Die Bezeichnung findet sich als Rechtsbegriff nur in Sperrbezirksverordnungen und bezeichnet dort ein Verbot, auf öffentlichen Straßen, Wegen und Plätzen, in öffentlichen Anlagen sowie an sonstigen Orten, die von dort aus eingesehen werden können, der Prostitution nachzugehen (vgl. Art. 297 Abs. 1 Satz 1 Nr. 3 EGStGB, beispielhaft BVerwG, Beschl. v. 22.3.2016 - BVerwG 6 B 42.15 -, juris Rn. 2). In entsprechenden Verordnungen wird, soweit überhaupt Prostitution näher beschrieben wird, die Straßenprostitution getrennt von der Prostitution in Prostitutionsfahrzeugen genannt (vgl. § 2 der Sperrgebietsverordnung Saarbrücken v. 10.1.2019, abrufbar unter: www.saarbruecken.de/media/download-5db98741bcd33; § 1 Abs. 2 der Sperrgebietsverordnung Chemnitz v. 16.7.2019, abrufbar unter: www.chemnitz.de/chemnitz/media/rathaus/satzungen/32_700_201908.pdf; §§ 1, 2 Nr. 3 der Sperrgebietsverordnung Erfurt v. 17.11.2010, www.erfurt.de/mam/ef/rathaus/stadtrecht/3/3106.pdf (jeweils Stand 24.8.2020)).

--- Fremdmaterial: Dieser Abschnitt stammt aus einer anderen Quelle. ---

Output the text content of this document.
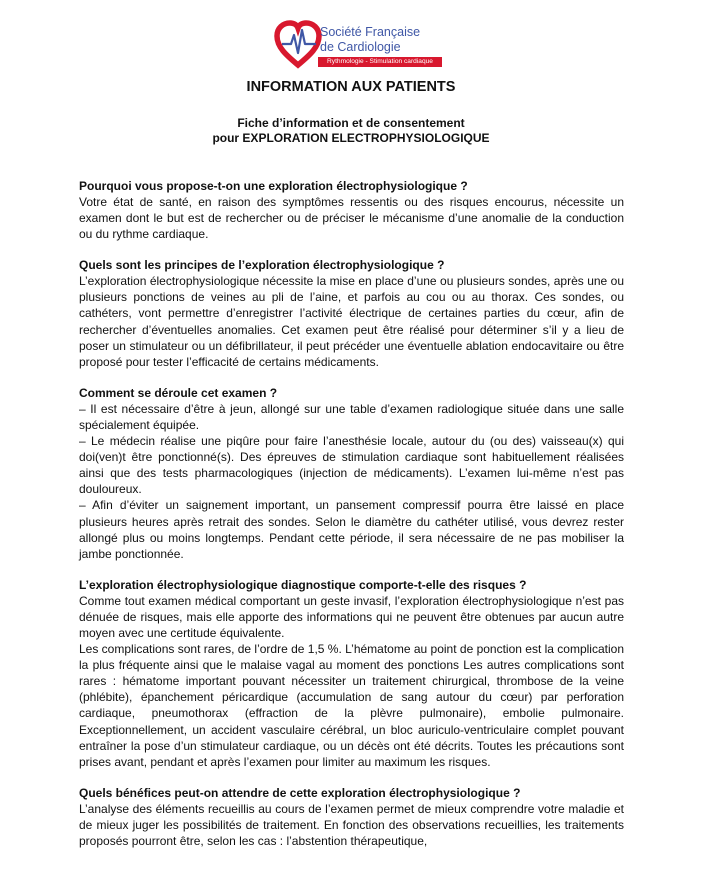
Société Française
de Cardiologie
Rythmologie - Stimulation cardiaque
INFORMATION AUX PATIENTS
Fiche d’information et de consentement
pour EXPLORATION ELECTROPHYSIOLOGIQUE
Pourquoi vous propose-t-on une exploration électrophysiologique ?

Votre état de santé, en raison des symptômes ressentis ou des risques encourus, nécessite un examen dont le but est de rechercher ou de préciser le mécanisme d’une anomalie de la conduction ou du rythme cardiaque.

Quels sont les principes de l’exploration électrophysiologique ?

L’exploration électrophysiologique nécessite la mise en place d’une ou plusieurs sondes, après une ou plusieurs ponctions de veines au pli de l’aine, et parfois au cou ou au thorax. Ces sondes, ou cathéters, vont permettre d’enregistrer l’activité électrique de certaines parties du cœur, afin de rechercher d’éventuelles anomalies. Cet examen peut être réalisé pour déterminer s’il y a lieu de poser un stimulateur ou un défibrillateur, il peut précéder une éventuelle ablation endocavitaire ou être proposé pour tester l’efficacité de certains médicaments.

Comment se déroule cet examen ?

– Il est nécessaire d’être à jeun, allongé sur une table d’examen radiologique située dans une salle spécialement équipée.

– Le médecin réalise une piqûre pour faire l’anesthésie locale, autour du (ou des) vaisseau(x) qui doi(ven)t être ponctionné(s). Des épreuves de stimulation cardiaque sont habituellement réalisées ainsi que des tests pharmacologiques (injection de médicaments). L’examen lui-même n’est pas douloureux.

– Afin d’éviter un saignement important, un pansement compressif pourra être laissé en place plusieurs heures après retrait des sondes. Selon le diamètre du cathéter utilisé, vous devrez rester allongé plus ou moins longtemps. Pendant cette période, il sera nécessaire de ne pas mobiliser la jambe ponctionnée.

L’exploration électrophysiologique diagnostique comporte-t-elle des risques ?

Comme tout examen médical comportant un geste invasif, l’exploration électrophysiologique n’est pas dénuée de risques, mais elle apporte des informations qui ne peuvent être obtenues par aucun autre moyen avec une certitude équivalente.

Les complications sont rares, de l’ordre de 1,5 %. L’hématome au point de ponction est la complication la plus fréquente ainsi que le malaise vagal au moment des ponctions Les autres complications sont rares : hématome important pouvant nécessiter un traitement chirurgical, thrombose de la veine (phlébite), épanchement péricardique (accumulation de sang autour du cœur) par perforation cardiaque, pneumothorax (effraction de la plèvre pulmonaire), embolie pulmonaire. Exceptionnellement, un accident vasculaire cérébral, un bloc auriculo-ventriculaire complet pouvant entraîner la pose d’un stimulateur cardiaque, ou un décès ont été décrits. Toutes les précautions sont prises avant, pendant et après l’examen pour limiter au maximum les risques.

Quels bénéfices peut-on attendre de cette exploration électrophysiologique ?

L’analyse des éléments recueillis au cours de l’examen permet de mieux comprendre votre maladie et de mieux juger les possibilités de traitement. En fonction des observations recueillies, les traitements proposés pourront être, selon les cas : l’abstention thérapeutique,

Somit spricht überwiegendes dafür, dass Prostitutionsfahrzeuge auch nicht unter den Begriff „Straßenprostitution“ fallen. Auch der Antragsgegner trägt insoweit keine gegenteilige Auffassung vor, sondern meint - zu Unrecht - Prostitutionsfahrzeuge seien als Prostitutionsstätten, zumindest als ähnliche Einrichtungen anzusehen.

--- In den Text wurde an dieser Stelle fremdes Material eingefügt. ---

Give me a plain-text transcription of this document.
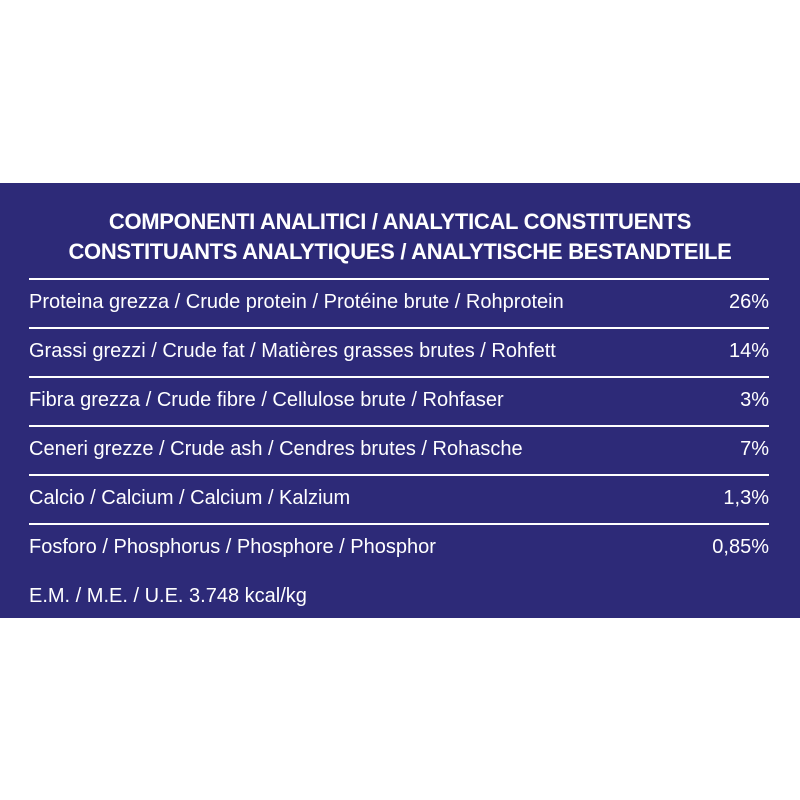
COMPONENTI ANALITICI / ANALYTICAL CONSTITUENTS
CONSTITUANTS ANALYTIQUES / ANALYTISCHE BESTANDTEILE
Proteina grezza / Crude protein / Protéine brute / Rohprotein	26%
Grassi grezzi / Crude fat / Matières grasses brutes / Rohfett	14%
Fibra grezza / Crude fibre / Cellulose brute / Rohfaser	3%
Ceneri grezze / Crude ash / Cendres brutes / Rohasche	7%
Calcio / Calcium / Calcium / Kalzium	1,3%
Fosforo / Phosphorus / Phosphore / Phosphor	0,85%
E.M. / M.E. / U.E. 3.748 kcal/kg
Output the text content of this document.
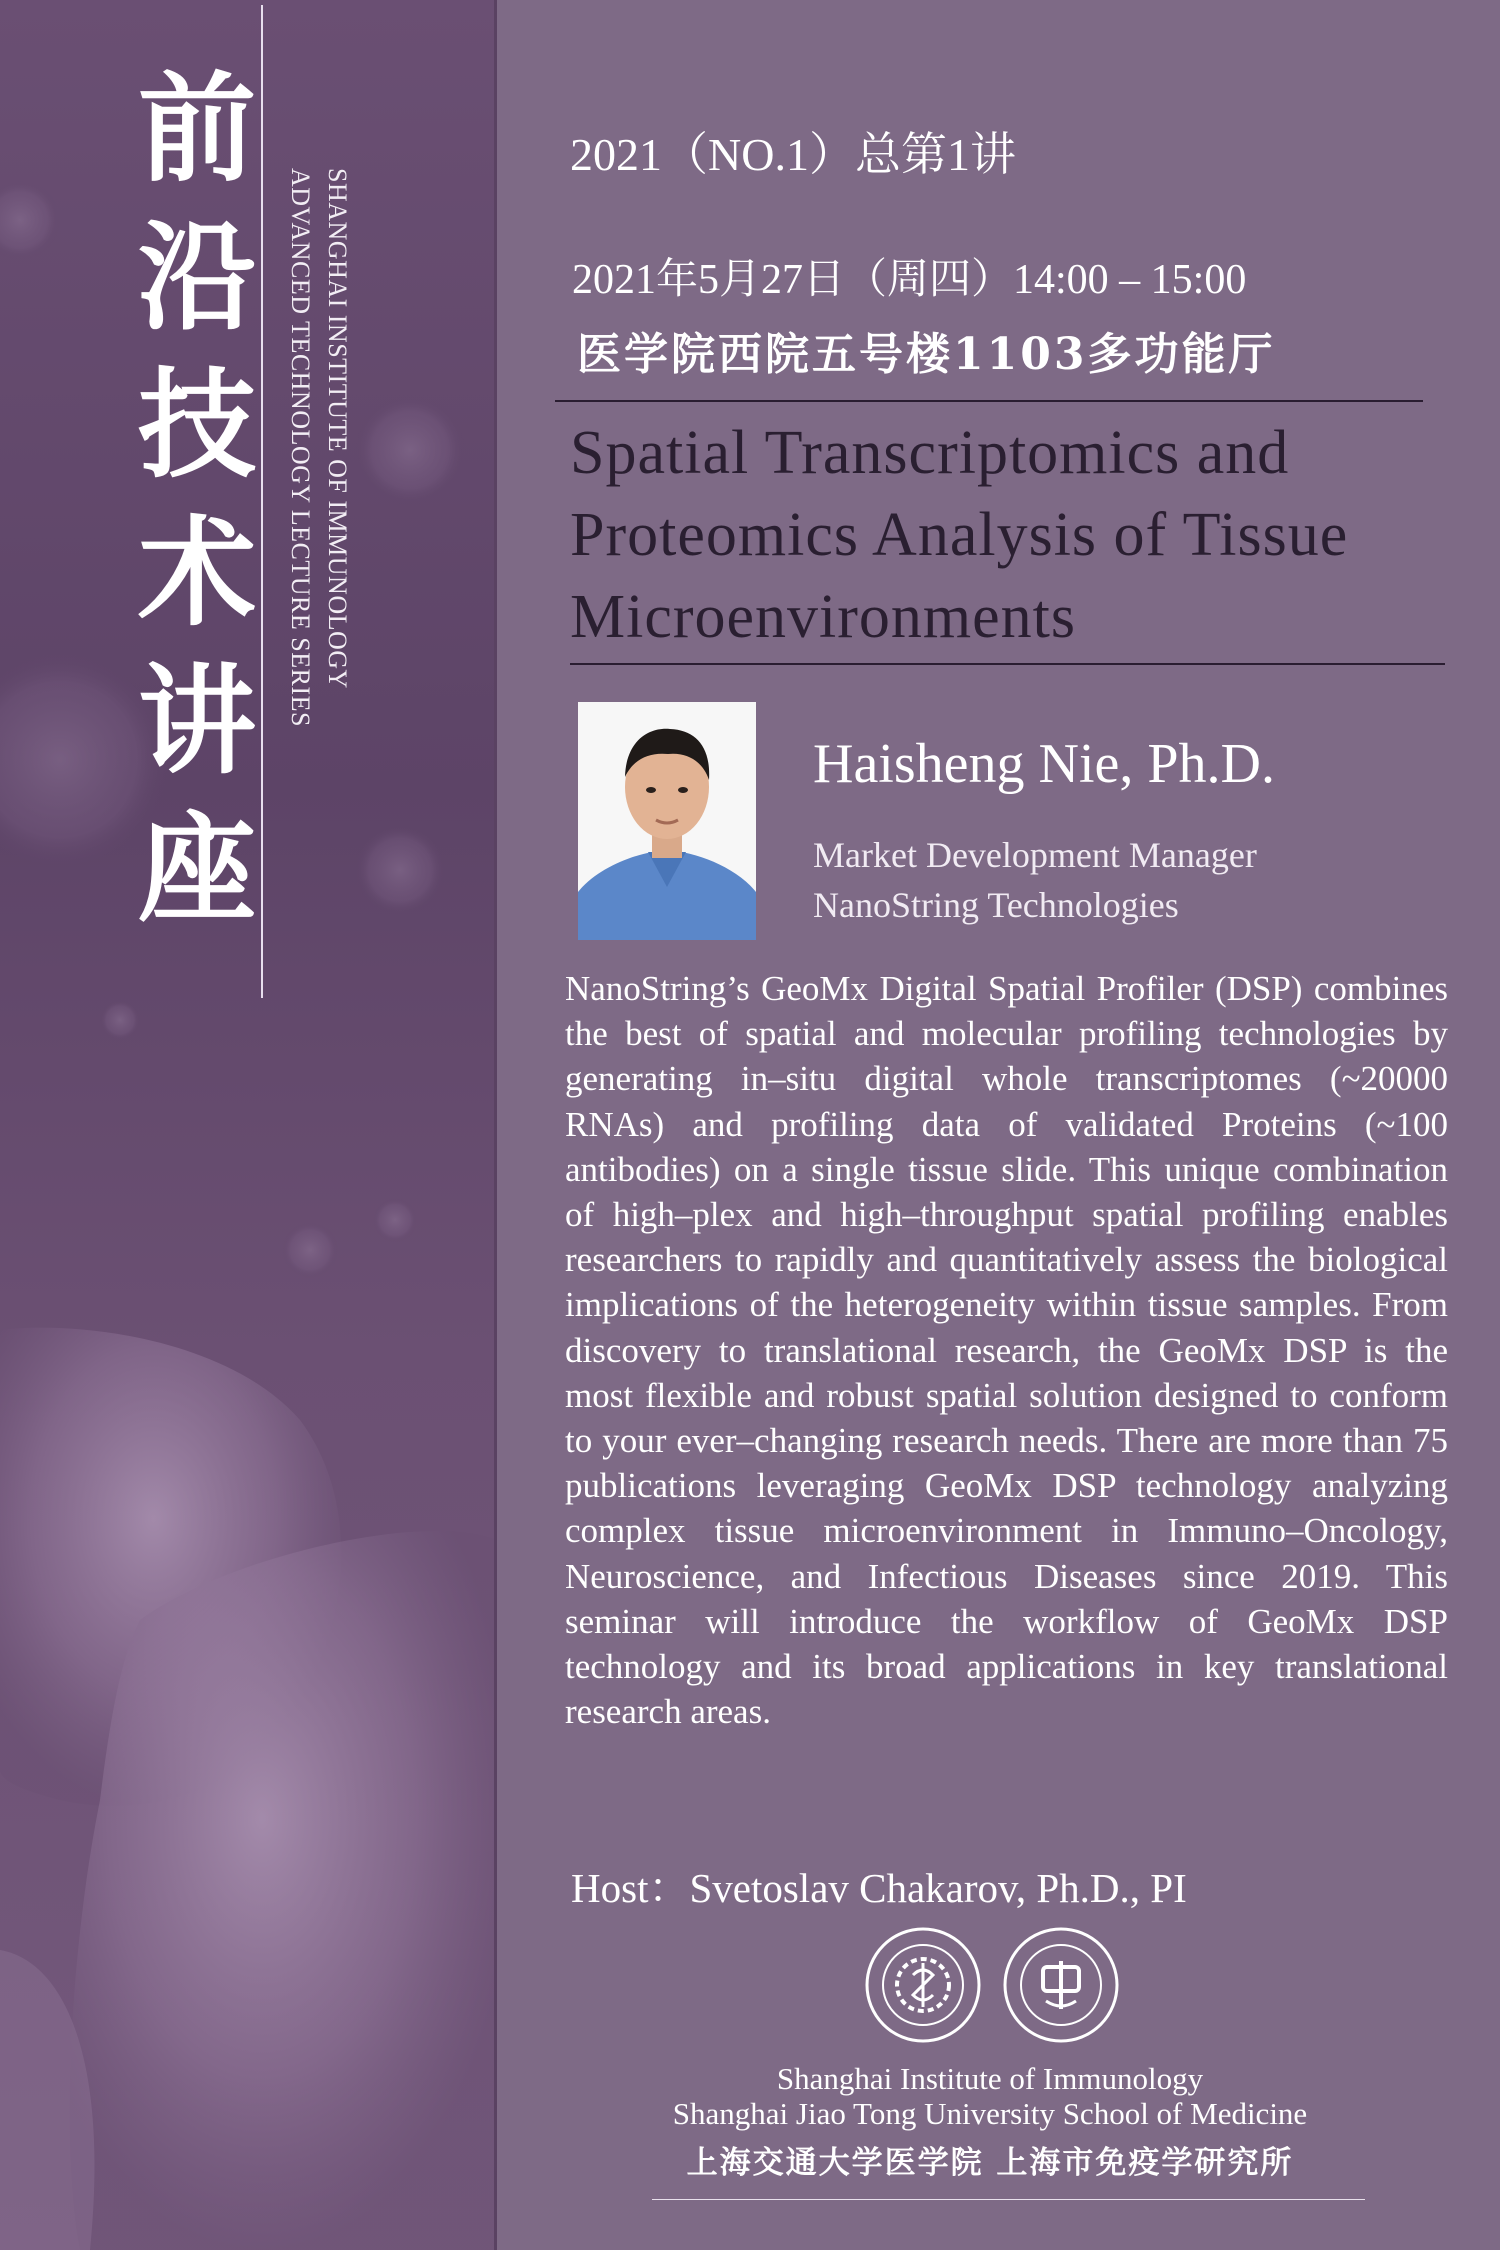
前
沿
技
术
讲
座
SHANGHAI INSTITUTE OF IMMUNOLOGY
ADVANCED TECHNOLOGY LECTURE SERIES
2021（NO.1）总第1讲
2021年5月27日（周四）14:00 – 15:00
医学院西院五号楼1103多功能厅
Spatial Transcriptomics and Proteomics Analysis of Tissue Microenvironments
Haisheng Nie, Ph.D.
Market Development Manager
NanoString Technologies
NanoString’s GeoMx Digital Spatial Profiler (DSP) combines the best of spatial and molecular profiling technologies by generating in–situ digital whole transcriptomes (~20000 RNAs) and profiling data of validated Proteins (~100 antibodies) on a single tissue slide. This unique combination of high–plex and high–throughput spatial profiling enables researchers to rapidly and quantitatively assess the biological implications of the heterogeneity within tissue samples. From discovery to translational research, the GeoMx DSP is the most flexible and robust spatial solution designed to conform to your ever–changing research needs. There are more than 75 publications leveraging GeoMx DSP technology analyzing complex tissue microenvironment in Immuno–Oncology, Neuroscience, and Infectious Diseases since 2019. This seminar will introduce the workflow of GeoMx DSP technology and its broad applications in key translational research areas.
Host：Svetoslav Chakarov, Ph.D., PI
Shanghai Institute of Immunology
Shanghai Jiao Tong University School of Medicine
上海交通大学医学院 上海市免疫学研究所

III. Der Antragsgegner hat die Kosten des Verfahrens nach dem Rechtsgedanken des § 155 Abs. 4 VwGO zu tragen. Danach können einem Beteiligten Kosten auferlegt werden, die durch dessen Verschulden entstanden sind. So liegt es hier.

Der Antragsgegner hat sich dezidiert dahin geäußert, er sei - als Verordnungsgeber - der Auffassung, mit § 5 Abs. 1 Satz 1 Nr. 3 der Niedersächsischen Corona-Verordnung die Schließung von Prostitutionsfahrzeugen verordnet zu haben. Mit derartigen Äußerungen - die die wahre Verordnungslage unzutreffend wiedergeben - hat er maßgeblich dazu beigetragen, dass sich auch bei der Antragstellerin die irrige Ansicht bildete, ihr Geschäftsmodell sei nicht zulässig. Der von dieser Prämisse ausgehend gebildete Standpunkt der Antragstellerin, sie sei betroffen, halte diese Begrenzung aber für rechtswidrig und daher unwirksam, hat die Antragstellerin zu dem hier gestellten unzulässigen Antrag auf vorläufige Außervollzugsetzung der Norm nach § 47 Abs. 6 VwGO veranlasst. Die Existenz dieses Verfahrens muss sich der Antragsgegner zurechnen lassen.

IV. Die Streitwertfestsetzung beruht auf §§ 53 Abs. 2 Nr. 2, 52 Abs. 1 GKG. Es entspricht der Praxis des Senats, in Normenkontrollverfahren in der Hauptsache nach § 47 Abs. 1 Nr. 2 VwGO grundsätzlich den doppelten Auffangwert im Sinne des § 52 Abs. 2 GKG, mithin 10.000 EUR, als Streitwert anzusetzen (vgl. Senatsbeschl. v. 31.1.2019 - 13 KN 510/18 -, juris Rn. 29). Dieser Streitwert ist für das Verfahren auf sofortige Außervollzugsetzung der Verordnung nach § 47 Abs. 6 VwGO zu halbieren.

Dieser Beschluss ist unanfechtbar (§ 152 Abs. 1 VwGO, §§ 68 Abs. 1 Satz 5 i.V.m. 66 Abs. 3 Satz 3 GKG).